Le jugement est en conséquence partiellement infirmé.
Sur l’amende civile
Le premier juge a condamné M. [F] au paiement d’une amende civile de 500 euros aux motifs qu’il avait intenté une action pour un montant supérieur à ce qui lui était dû du fait qu’il en avait déjà été garanti pour une grande partie et que ces éléments n’avaient été éclaircis qu’en raison de la réouverture des débats qu’il avait ordonnée.
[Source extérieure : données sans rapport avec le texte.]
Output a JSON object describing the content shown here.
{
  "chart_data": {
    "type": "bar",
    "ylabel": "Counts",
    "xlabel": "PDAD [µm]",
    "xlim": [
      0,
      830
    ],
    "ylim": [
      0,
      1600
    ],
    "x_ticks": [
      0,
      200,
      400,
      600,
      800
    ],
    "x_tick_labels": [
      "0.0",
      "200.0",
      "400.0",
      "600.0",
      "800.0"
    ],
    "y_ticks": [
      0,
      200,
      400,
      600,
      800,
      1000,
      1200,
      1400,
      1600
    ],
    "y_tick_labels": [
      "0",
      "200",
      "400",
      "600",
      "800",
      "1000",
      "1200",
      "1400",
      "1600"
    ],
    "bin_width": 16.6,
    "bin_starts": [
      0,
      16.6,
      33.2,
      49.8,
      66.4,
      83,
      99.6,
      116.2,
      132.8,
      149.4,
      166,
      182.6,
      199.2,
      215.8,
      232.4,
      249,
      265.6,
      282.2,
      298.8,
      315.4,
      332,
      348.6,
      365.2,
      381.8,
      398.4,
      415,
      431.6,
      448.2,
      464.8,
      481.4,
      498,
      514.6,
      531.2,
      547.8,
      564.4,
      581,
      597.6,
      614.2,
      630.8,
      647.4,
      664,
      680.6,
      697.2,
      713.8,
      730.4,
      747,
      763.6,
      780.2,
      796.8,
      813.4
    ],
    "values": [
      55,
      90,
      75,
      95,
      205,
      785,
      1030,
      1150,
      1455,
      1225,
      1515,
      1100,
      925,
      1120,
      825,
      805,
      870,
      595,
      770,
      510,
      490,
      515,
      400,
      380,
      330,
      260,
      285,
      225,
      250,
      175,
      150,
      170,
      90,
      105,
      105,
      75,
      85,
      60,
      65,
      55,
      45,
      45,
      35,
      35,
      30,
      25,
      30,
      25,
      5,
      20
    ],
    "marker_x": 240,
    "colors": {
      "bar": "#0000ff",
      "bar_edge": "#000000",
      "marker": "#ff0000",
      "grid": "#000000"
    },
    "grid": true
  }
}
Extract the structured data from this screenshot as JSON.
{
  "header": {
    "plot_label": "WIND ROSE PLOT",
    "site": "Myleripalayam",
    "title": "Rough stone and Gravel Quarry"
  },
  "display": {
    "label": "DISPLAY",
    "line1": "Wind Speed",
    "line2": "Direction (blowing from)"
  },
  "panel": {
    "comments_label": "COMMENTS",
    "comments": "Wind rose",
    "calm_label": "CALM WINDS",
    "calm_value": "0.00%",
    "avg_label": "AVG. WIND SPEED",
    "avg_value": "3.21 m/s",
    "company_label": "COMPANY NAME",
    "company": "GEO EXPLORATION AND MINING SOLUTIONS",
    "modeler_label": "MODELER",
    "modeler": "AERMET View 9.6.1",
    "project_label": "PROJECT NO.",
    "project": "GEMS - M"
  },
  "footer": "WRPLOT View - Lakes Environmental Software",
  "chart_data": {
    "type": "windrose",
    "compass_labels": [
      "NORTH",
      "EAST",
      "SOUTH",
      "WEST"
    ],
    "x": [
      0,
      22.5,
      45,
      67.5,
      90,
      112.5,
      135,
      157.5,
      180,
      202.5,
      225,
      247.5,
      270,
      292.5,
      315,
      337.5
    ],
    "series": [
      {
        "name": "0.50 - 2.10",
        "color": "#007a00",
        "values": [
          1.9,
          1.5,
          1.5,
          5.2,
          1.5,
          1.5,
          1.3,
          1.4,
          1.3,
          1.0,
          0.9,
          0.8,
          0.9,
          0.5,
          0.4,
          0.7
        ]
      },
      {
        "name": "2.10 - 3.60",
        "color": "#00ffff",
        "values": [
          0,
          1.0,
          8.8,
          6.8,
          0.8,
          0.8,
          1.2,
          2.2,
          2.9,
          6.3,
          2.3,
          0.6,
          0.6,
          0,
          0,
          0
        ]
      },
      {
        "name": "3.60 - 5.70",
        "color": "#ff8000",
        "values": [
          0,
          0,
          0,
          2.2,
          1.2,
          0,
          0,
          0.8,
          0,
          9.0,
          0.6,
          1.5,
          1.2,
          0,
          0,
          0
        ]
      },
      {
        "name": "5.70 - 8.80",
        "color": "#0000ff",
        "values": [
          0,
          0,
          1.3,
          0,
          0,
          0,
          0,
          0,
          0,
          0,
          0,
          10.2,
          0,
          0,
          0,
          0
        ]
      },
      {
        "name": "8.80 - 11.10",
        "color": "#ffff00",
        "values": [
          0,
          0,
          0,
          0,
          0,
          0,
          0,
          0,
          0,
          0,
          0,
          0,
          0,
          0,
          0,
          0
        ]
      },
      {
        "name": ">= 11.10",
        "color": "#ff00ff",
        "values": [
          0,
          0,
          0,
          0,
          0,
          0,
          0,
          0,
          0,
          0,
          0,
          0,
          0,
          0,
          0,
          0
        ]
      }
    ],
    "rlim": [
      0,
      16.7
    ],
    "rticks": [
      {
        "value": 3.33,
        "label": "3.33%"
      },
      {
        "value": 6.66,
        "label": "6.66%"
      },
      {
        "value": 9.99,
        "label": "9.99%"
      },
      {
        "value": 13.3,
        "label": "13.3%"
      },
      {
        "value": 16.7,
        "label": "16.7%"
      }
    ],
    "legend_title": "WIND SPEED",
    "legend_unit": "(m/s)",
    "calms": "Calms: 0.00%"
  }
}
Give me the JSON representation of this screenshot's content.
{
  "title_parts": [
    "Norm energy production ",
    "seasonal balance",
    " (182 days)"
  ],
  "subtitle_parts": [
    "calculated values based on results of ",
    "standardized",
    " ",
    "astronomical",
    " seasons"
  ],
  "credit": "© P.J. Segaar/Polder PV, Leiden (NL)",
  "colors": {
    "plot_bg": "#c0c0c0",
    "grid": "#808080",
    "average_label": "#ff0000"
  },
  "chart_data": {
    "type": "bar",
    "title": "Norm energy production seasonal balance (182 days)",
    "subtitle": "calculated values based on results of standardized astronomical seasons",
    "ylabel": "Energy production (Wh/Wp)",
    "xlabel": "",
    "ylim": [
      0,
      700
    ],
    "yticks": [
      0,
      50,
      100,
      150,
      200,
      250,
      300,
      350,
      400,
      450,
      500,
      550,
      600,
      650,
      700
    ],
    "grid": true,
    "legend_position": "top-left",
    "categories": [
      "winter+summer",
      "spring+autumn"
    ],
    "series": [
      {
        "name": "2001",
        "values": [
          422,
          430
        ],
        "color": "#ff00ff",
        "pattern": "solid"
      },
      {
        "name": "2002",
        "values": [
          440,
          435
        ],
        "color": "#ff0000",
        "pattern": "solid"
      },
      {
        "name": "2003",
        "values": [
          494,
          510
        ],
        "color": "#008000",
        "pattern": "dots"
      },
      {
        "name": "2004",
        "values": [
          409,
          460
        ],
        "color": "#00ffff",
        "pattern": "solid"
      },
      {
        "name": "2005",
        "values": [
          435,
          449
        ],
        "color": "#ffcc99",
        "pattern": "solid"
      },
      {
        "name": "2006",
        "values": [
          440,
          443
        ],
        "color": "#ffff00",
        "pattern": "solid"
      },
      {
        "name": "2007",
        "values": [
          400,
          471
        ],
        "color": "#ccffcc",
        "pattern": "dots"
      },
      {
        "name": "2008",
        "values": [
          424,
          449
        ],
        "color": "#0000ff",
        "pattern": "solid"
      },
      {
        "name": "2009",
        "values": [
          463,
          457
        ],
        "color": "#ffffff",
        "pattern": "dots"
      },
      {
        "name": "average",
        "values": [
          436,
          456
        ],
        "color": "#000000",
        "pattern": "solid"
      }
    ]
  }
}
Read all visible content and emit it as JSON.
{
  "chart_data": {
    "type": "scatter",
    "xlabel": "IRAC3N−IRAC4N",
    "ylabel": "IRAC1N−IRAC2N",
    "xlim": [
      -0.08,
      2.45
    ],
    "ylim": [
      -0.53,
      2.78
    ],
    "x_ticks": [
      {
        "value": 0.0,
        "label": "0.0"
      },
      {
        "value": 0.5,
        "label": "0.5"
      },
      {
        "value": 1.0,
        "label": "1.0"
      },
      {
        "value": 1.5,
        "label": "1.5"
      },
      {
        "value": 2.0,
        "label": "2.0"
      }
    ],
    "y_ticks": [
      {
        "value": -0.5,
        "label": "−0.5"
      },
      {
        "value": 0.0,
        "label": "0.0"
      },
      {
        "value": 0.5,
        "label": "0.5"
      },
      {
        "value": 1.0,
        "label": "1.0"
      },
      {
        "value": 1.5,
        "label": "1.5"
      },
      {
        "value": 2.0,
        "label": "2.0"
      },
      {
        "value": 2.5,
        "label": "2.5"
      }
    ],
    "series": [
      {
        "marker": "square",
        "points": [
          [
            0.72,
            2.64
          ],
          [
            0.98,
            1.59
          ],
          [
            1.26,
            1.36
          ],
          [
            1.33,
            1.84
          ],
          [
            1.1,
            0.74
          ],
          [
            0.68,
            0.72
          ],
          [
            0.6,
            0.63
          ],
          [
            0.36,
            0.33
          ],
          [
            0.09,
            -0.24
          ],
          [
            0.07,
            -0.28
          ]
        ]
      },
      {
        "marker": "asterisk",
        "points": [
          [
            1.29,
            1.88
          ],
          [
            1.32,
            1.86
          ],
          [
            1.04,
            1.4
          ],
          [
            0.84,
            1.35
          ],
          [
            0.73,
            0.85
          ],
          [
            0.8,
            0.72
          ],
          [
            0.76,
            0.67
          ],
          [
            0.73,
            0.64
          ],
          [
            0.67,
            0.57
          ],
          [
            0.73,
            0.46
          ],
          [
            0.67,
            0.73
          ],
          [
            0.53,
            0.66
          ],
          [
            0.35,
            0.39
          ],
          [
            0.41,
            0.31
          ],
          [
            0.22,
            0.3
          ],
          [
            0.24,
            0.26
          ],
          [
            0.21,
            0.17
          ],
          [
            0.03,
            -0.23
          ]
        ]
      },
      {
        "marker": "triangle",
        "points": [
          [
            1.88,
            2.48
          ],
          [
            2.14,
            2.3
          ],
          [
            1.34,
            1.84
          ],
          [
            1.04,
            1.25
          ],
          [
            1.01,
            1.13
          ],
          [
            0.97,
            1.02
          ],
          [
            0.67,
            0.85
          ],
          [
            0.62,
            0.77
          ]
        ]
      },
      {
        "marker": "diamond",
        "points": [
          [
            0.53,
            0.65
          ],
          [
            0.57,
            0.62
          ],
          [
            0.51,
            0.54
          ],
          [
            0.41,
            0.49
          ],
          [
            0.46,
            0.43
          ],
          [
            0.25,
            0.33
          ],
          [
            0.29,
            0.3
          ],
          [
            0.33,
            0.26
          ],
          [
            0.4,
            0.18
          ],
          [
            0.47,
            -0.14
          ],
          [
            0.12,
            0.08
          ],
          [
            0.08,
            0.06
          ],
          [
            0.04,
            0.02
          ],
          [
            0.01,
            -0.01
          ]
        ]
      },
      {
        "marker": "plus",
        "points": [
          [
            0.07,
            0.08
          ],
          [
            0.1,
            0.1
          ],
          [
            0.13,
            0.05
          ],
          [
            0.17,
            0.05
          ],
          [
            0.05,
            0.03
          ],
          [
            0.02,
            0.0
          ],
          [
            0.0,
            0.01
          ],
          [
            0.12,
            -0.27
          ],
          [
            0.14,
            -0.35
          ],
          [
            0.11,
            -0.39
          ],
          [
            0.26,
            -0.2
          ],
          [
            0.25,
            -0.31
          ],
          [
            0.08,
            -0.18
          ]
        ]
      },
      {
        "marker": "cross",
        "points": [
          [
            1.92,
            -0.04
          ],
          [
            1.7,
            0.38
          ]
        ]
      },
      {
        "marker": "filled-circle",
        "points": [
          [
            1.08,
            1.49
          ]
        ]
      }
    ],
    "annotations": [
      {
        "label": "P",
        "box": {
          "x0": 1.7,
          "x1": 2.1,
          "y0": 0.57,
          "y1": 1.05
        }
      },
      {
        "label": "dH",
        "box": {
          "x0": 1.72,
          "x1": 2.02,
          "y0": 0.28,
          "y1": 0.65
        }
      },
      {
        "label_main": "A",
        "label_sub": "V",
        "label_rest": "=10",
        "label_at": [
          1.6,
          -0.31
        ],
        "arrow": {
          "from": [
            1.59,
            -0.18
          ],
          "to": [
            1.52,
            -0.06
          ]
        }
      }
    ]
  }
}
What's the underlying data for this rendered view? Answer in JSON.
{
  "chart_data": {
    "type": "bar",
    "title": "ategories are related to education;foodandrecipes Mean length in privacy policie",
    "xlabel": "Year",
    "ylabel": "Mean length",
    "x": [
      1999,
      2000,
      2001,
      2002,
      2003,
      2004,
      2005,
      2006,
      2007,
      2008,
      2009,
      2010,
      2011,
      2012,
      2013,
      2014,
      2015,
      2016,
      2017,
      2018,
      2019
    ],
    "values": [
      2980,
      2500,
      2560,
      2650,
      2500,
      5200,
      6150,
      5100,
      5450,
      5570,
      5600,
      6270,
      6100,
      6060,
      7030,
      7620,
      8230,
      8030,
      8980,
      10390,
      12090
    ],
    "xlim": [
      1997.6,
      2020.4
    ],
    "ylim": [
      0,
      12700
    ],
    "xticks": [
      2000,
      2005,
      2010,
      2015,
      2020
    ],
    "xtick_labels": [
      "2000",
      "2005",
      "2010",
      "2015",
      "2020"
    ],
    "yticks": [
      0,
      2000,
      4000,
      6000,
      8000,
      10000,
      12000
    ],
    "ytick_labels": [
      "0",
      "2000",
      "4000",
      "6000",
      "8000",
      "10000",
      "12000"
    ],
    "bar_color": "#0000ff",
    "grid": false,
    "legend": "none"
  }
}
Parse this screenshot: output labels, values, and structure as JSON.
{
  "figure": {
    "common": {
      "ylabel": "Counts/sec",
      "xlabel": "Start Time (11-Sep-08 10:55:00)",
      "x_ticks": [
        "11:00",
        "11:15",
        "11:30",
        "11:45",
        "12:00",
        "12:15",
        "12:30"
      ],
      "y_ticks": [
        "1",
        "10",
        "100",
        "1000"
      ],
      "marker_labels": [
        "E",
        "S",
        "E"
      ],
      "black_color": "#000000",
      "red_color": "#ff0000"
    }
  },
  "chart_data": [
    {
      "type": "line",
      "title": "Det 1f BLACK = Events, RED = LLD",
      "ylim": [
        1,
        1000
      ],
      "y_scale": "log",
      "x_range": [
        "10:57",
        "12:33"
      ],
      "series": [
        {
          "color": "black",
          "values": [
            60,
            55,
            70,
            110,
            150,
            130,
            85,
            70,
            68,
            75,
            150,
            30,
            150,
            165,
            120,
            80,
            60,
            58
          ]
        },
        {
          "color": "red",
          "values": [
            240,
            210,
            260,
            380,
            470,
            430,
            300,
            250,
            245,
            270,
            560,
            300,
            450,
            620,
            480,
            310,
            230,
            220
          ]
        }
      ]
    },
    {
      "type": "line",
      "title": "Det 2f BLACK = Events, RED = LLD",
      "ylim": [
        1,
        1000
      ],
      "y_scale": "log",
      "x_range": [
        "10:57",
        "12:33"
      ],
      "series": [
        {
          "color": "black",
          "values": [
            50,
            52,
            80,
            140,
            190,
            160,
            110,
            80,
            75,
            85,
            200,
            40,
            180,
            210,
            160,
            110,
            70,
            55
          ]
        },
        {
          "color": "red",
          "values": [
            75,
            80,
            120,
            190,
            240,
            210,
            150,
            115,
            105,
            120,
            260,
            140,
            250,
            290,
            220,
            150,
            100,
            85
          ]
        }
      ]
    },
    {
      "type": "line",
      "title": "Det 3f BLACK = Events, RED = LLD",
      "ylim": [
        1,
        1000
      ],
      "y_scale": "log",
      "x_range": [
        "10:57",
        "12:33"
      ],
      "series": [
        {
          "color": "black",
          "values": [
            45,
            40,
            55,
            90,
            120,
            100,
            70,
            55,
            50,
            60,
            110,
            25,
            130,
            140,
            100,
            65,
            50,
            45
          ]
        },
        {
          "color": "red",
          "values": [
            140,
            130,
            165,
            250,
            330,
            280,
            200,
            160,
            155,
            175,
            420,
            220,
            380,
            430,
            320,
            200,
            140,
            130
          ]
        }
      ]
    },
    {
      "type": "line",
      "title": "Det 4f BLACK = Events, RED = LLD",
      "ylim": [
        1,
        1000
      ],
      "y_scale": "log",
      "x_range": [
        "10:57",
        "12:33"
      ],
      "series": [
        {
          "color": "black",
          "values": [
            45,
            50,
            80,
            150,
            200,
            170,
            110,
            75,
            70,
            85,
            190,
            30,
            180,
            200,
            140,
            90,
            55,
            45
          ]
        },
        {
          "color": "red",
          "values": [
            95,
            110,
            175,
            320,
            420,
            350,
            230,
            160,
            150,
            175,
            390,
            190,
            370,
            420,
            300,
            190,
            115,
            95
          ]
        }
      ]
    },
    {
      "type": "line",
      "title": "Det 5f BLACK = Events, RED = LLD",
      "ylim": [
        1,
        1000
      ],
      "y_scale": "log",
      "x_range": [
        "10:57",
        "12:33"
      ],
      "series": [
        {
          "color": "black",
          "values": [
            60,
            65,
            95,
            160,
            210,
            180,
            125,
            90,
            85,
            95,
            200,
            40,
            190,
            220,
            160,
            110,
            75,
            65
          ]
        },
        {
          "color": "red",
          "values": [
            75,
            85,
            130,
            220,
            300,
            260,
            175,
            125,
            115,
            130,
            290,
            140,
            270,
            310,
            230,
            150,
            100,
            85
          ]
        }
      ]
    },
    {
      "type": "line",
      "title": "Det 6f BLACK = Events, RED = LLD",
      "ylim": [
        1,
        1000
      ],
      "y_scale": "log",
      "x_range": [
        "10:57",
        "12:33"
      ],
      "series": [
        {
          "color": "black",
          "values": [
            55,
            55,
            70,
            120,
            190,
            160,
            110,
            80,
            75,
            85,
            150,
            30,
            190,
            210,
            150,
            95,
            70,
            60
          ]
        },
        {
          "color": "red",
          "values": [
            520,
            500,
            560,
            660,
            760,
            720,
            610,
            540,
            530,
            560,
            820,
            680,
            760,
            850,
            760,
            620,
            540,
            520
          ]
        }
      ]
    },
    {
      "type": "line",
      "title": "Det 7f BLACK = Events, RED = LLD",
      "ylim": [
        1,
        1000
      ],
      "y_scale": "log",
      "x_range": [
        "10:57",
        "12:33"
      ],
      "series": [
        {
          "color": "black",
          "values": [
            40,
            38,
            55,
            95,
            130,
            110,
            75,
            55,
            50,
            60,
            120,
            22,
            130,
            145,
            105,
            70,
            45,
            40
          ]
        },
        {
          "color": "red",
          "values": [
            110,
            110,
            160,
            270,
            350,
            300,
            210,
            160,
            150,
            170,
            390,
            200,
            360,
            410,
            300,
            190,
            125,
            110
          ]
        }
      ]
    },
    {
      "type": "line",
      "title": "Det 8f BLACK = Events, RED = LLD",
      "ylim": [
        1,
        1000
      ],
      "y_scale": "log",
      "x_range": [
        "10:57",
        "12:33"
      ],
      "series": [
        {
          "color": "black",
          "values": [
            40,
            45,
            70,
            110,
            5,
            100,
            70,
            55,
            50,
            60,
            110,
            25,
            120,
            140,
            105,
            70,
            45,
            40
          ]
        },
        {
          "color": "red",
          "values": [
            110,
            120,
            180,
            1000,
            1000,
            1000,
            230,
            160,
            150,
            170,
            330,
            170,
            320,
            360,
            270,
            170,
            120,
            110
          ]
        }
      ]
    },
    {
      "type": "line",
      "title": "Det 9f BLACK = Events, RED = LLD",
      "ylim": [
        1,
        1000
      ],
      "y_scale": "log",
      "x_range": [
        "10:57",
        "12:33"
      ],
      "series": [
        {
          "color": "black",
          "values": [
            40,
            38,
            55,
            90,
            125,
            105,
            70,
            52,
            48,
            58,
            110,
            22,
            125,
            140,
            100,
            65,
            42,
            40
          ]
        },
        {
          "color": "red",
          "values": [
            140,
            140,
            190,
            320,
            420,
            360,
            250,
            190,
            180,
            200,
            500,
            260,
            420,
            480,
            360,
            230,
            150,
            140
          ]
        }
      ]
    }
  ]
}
Il en a déduit que l’action introduite par M. [F] était caractérisée par la mauvaise foi, ce qui démontrait son caractère abusif, quand bien même il avait obtenu la condamnation du défendeur à une partie de la créance initialement sollicitée.
M. [F] demande l’infirmation de ce chef du jugement en faisant valoir que sa mauvaise foi n’est pas caractérisée dans la mesure où il s’est contenté de solliciter des loyers qui étaient dus et qu’en tout état de cause, l’assureur est intervenu dans le temps de l’instance.
Sur ce,
L’article 32-1 du code de procédure civile dispose que celui qui agit en justice de manière dilatoire ou abusive peut être condamné à une amende civile d’un maximum de 10 000 euros, sans préjudice des dommages-intérêts qui seraient réclamés.
Si la mauvaise foi de M. [F] est caractérisée en ce qu’il n’a pas spontanément déclaré avoir bénéficié de règlements d’une partie des loyers et charges impayés par l’assurance garantie de loyers impayés, force est de constater qu’il a été fait droit à une partie de ses demandes, de sorte que cette procédure ne saurait être qualifiée d’abusive comme l’a retenu le premier juge.
Il convient en conséquence d’infirmer ce chef du jugement.
Sur les dépens et l’article 700 du code de procédure civile
M. [Z], qui succombe, est condamné aux dépens d’appel.
En équité, il n’y a pas lieu de faire application des dispositions de l’article 700 du code de procédure civile au profit de la société [U].
PAR CES MOTIFS
La cour,
Statuant par arrêt rendu par défaut et par mise à disposition au greffe,
Infirme le jugement déféré en ce qu’il a déclaré irrecevable l’intervention de la société [U], condamné M. [Z] à payer à M. [F] la somme de 910 euros au titre de l’arriéré locatif et condamné M. [F] au paiement d’une amende civile ;
Statuant à nouveau,
Déclare recevable l’intervention volontaire de la société [U] ;
Condamne M. [H] [Z] à payer à la société [U] la somme de la somme de 11 472,74 euros au titre de la garantie des loyers impayés avec intérêts au taux légal à compter du 22 février 2024 sur la somme de 4 755,16 euros et du 2 septembre 2024 pour le surplus ;
Condamne M. [H] [Z] à payer à M. [O] [F] la somme de 269,56 euros, terme d’août 2024 inclus, avec intérêts au taux légal à compter du 27 mars 2023 ;
Y ajoutant,
Déboute la société [U] de sa demande au titre de l’article 700 du code de procédure civile ;
Condamne M. [H] [Z] aux dépens d’appel.
— prononcé publiquement par mise à disposition de l’arrêt au greffe de la cour, les parties en ayant été préalablement avisées dans les conditions prévues au deuxième alinéa de l’article 450 du code de procédure civile.
— signé par Monsieur Philippe JAVELAS, président et par Madame Anne-Sophie COURSEAUX, adjointe administrative faisant fonction de greffier, à laquelle la minute de la décision a été remise par le magistrat signataire.